La primera mañana en una ciudad nueva siempre empieza igual: con la sensación de estar ocupando un sitio que todavía no es tuyo.

A esa hora, la ciudad ya estaba despierta. Yo no. Había salido sin un destino claro, más por comprobar cómo respiraba la mañana que por llegar a ningún sitio. Las primeras horas siempre tienen algo de territorio neutral: ni del todo de quien llega, ni del todo de quien ya estaba.

Caminaba sin saber muy bien hacia dónde, con un café aún por decidir y demasiadas calles por aprender. Todo parecía estar en marcha desde hacía tiempo, como si hubiese llegado tarde a algo que no sabía nombrar.

No hay mapas para esto. Puedes saber cómo se llaman las avenidas, dónde queda la parada del autobús más cercana o en qué barrio estás, pero eso no explica nada. Una ciudad no se entiende de golpe. Se deja tocar poco a poco, casi siempre cuando no la miras de frente.

Entré en un bar por pura inercia. No porque pareciera especial, sino porque estaba ahí. Dudé un segundo. No sabía si había que acercarse a la barra o esperar. Pequeñas decisiones que, de pronto, pesan más de lo que deberían.

Pedí lo primero que se me ocurrió. Nadie corrigió nada. El gesto fue neutro, amable, sin énfasis.

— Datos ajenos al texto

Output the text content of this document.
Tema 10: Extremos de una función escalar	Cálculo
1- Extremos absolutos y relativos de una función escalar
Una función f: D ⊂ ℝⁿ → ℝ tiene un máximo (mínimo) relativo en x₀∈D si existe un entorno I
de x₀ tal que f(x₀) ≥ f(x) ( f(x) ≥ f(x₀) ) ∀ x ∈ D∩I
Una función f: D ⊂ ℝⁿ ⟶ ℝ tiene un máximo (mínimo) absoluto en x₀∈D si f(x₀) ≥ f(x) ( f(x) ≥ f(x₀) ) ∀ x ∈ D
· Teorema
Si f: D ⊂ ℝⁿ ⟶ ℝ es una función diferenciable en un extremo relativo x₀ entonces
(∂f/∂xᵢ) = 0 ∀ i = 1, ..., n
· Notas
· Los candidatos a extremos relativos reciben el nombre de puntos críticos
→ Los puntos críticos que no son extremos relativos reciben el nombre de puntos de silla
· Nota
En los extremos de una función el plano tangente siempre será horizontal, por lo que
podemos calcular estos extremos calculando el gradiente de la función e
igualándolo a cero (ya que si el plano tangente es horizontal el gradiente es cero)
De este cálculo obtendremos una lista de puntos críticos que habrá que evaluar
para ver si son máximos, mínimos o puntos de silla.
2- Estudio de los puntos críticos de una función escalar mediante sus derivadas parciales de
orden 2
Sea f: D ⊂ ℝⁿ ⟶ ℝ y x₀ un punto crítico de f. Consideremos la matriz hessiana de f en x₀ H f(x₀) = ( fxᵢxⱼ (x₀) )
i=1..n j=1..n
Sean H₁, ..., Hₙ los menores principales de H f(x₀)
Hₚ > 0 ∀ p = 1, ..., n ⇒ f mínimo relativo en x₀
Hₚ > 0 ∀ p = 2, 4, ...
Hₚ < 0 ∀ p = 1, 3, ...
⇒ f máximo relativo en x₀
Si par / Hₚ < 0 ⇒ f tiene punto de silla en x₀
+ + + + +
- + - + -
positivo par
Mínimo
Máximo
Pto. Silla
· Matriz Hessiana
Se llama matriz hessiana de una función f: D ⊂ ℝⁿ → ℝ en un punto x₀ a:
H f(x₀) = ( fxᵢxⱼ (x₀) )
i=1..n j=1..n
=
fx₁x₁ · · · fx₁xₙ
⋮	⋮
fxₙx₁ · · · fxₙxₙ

Me senté cerca de la ventana y miré pasar a la gente como quien observa una coreografía que todavía no entiende. Había rutinas claras: personas que entraban sin mirar la carta, saludos breves, silencios cómodos.

Ahí te das cuenta de algo extraño: las ciudades no se mueven al mismo ritmo para todo el mundo. Hay quien ya va por la mitad del día mientras tú sigues intentando encajar la primera pieza.

Al salir, caminé sin rumbo. No buscaba nada concreto. A veces eso ayuda. Escuché conversaciones sueltas, acentos distintos, una mezcla de prisa y calma que solo se percibe cuando no tienes nada que llegar a tiempo.

Durante un rato, todo volvió a ser ajeno. Entré en una tienda pequeña y salí casi al instante. Pregunté algo y no entendí bien la respuesta. Asentí por educación. Caminé un par de calles de más solo para no tener que dar la vuelta. Hay momentos en los que una ciudad te recuerda que todavía no te debe nada.

Seguí andando. El cansancio empezó a notarse en los pies antes que en la cabeza. Me senté un minuto en un banco, observando cómo la gente pasaba sin mirarme, ocupando su lugar con naturalidad. Pensé que eso también formaba parte de llegar: aprender a estar sin estorbar.

Cuando retomé el paso, empecé a reconocer esquinas, fachadas, gestos repetidos.

En una tienda pequeña pregunté por algo que no necesitaba del todo. Más por hablar que por comprar. Me explicaron una opción y luego otra, sin apurar. Dudé, pregunté una cosa más. No sentí que estorbara. Fue una conversación breve, normal, pero suficiente para notar un cambio mínimo: ya no estaba solo observando.

Salí con la sensación de haber ocupado el tiempo de alguien sin tener que justificarlo. No era confianza todavía, pero sí una especie de tregua: la ciudad dejaba de exigirme pruebas constantes.

Hay un momento —no siempre ocurre el primer día— en el que la ciudad deja de mirarte como a alguien de paso. No hay anuncio ni señal. Simplemente sucede. Alguien te responde sin prisa. Alguien no te pregunta de dónde vienes. Alguien asume que vuelves.

No es que la ciudad te pertenezca. Es algo más discreto. Empieza a reconocerte.

Y en ese reconocimiento silencioso, casi invisible, es donde una ciudad nueva empieza, por fin, a ser un poco tuya.

A la mañana siguiente volví a entrar en el mismo bar. No tuve que pensar qué pedir. Tampoco tuve que decirlo. Desde la barra, alguien levantó la vista y empezó a preparar el café tal y como lo había tomado la primera vez.

Y precisamente en ese gesto, tan pequeño y tan cotidiano, entendí que ya formaba parte de la rutina.